Walking up the back steps, I heard familiar conversation coming from the kitchen. Old Solomon was sitting at the table while my mother served him a bit of bread and jam.
My heart tightened as I observed the change in him. His long white hair and beard were matted with grime. The familiar twinkle of his blue eyes had disappeared. His cheeks appeared to be even more gaunt than usual, and his hands shook as he picked up his cup. Why, he is too old to be carting wounded men around in this heat.
“Hello, Ma. Hello, Solomon,” I said, offering a cautious smile.
“Abigail, we have been worried about you. I trust you have managed to keep out of sight of the Confederates.”
Her voice was laced with meaning. Then she began to reach out her right hand toward me. But Ma withdrew her hand and placed it on the old man’s shoulder, as if this were its intended destination all along.
“You see what I mean,” she addressed Solomon. “My headstrong daughter has been out roaming the town while it’s filled with enemy soldiers, and I have been attending to our wounded men. She may as well go back with you as stay here. I can care for our men by myself.”

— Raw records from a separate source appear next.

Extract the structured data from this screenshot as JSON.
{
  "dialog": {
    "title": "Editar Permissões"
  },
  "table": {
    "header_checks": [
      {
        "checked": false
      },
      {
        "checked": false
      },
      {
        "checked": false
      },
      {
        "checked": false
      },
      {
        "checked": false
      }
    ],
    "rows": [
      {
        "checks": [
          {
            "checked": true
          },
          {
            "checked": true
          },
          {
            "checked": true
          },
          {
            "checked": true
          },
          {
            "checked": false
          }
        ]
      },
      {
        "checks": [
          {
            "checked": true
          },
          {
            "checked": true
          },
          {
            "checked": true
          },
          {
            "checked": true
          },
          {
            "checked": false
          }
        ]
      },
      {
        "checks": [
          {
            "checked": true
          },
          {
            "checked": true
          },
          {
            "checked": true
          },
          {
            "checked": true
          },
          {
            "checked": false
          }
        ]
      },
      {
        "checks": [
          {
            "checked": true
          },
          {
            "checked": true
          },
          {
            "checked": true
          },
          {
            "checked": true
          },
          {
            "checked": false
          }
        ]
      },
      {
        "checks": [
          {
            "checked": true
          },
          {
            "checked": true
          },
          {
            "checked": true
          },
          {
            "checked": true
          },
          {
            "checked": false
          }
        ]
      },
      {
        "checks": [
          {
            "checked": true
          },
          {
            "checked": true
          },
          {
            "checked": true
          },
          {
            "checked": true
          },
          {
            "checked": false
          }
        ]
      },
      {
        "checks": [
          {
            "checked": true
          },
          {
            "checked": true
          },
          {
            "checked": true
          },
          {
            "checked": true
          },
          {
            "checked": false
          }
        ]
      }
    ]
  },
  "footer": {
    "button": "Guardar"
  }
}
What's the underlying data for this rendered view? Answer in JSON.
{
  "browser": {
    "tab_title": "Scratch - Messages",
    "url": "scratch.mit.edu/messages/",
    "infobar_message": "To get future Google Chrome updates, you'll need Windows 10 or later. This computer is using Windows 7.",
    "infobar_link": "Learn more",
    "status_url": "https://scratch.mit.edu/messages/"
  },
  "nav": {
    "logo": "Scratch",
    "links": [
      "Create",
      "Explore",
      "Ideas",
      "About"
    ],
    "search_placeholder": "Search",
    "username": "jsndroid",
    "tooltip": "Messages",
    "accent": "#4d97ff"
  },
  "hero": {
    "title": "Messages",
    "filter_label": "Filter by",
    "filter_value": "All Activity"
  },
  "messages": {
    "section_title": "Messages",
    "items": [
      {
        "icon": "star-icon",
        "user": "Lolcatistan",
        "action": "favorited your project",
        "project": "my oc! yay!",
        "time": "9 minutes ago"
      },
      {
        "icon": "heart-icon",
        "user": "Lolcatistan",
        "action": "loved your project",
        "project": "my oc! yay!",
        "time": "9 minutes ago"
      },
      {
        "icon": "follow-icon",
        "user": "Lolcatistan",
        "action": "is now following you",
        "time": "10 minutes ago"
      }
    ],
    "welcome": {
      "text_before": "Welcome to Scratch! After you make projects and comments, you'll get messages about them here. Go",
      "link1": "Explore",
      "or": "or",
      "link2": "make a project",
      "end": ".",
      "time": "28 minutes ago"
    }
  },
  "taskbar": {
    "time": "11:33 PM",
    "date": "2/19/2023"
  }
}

“Ma!” I protested. Lee’s promise! My lips still warm from his kiss.
“Abigail, you will do as I say. Solomon says every room of the Miller house, as well as their barn, is filled with mostly Union wounded men. You can do more good there.”
“I just came from our church, Ma. There must be hundreds of wounded men there and in the other churches as well. The Confederates are looking for more places to put the wounded. I can help in the churches. I have helped!” I added forcefully.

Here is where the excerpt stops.